My understanding is that libstdc++ and libc++ both provide ABI stability guarantees that mean that this is a reasonable thing to do. Without this it wouldn't be possible for C++-based applications/libraries such as QT to be dynamically linked against libc++/libstdc++ and share a single version of the library at runtime (which they do).

See https://libcxx.llvm.org//DesignDocs/ABIVersioning.html

[shanumante-sc]

Rely on the guarantees from emscripten that libc/libc++ ABI will remain largely stable (with explicit documented breakages only) over time.

Yes, that could potentially work, and something we can experiment with it based on the link you shared re libc++ ABI stability.

For the JS issue I think we can consider it separately. Are you talking about EM_JS/ASMJS block here?

We have the following in our side modules:

• EM_JS
• embind (And also support EMSCRIPTEN_BINDINGS-based initialization)

And maybe in the future

• Other emscripten-provided wrappers like libworkerfs, opengles->webgl interop etc

Specifically, if the side modules can be passed to the linker when main module is linked? Is this feasible for your use case?
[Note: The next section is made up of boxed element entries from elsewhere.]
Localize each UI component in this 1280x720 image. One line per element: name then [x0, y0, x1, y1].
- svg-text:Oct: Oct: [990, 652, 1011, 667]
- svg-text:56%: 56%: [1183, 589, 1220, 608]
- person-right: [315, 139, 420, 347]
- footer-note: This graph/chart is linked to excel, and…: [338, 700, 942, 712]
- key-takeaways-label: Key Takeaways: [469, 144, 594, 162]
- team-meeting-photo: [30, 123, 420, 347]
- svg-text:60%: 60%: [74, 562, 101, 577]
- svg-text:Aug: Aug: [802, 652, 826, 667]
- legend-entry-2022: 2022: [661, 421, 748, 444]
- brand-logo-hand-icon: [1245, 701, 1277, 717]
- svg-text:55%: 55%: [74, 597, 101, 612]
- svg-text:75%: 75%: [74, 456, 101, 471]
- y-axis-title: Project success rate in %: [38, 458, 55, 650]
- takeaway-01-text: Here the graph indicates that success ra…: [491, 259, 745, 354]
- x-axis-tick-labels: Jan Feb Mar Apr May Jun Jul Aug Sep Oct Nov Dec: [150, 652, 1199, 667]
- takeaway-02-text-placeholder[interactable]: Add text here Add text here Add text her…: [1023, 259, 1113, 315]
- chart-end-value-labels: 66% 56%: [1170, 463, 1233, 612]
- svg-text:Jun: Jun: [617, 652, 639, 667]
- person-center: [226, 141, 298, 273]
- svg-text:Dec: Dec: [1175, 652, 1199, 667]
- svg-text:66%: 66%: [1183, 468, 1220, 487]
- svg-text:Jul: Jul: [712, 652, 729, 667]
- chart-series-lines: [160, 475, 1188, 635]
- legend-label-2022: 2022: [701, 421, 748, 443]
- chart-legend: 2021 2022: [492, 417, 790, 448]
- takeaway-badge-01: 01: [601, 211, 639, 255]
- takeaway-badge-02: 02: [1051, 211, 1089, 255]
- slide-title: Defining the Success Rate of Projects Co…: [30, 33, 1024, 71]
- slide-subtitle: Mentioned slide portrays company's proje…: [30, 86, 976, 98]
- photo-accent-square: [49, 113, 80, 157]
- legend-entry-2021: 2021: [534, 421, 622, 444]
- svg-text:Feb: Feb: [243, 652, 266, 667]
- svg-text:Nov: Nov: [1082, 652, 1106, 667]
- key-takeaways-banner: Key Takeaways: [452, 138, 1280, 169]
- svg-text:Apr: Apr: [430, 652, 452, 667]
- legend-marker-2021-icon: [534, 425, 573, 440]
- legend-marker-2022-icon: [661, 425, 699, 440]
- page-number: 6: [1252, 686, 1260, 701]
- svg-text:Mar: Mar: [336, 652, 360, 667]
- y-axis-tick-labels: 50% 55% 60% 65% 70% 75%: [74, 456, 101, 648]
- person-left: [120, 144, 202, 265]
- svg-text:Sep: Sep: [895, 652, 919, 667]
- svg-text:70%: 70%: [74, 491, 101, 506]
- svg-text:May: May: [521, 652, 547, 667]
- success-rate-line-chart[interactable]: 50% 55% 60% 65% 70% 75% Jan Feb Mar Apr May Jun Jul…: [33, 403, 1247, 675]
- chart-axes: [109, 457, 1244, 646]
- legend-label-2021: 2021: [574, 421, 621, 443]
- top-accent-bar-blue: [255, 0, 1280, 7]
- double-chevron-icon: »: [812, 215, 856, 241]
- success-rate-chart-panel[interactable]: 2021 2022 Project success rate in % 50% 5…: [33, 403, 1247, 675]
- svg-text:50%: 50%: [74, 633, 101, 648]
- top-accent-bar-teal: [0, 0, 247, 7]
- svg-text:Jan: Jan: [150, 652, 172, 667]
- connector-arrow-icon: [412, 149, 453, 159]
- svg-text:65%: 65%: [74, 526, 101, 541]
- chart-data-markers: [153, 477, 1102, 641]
By if the side modules can be passed to the linker, do you mean providing generated glue code for the side module (once that is supported) to the main module, or something else? If it is the former, then it should be possible.

Essentially the JS code would be extracted an included in the main module JS .. which would mean that side modules could not not updated without re-linking the main module. Would this limitation work in your case?

Yeah, that sounds like a reasonable approach. It does bloat the main module JS slightly, but we can definitely live with it for now.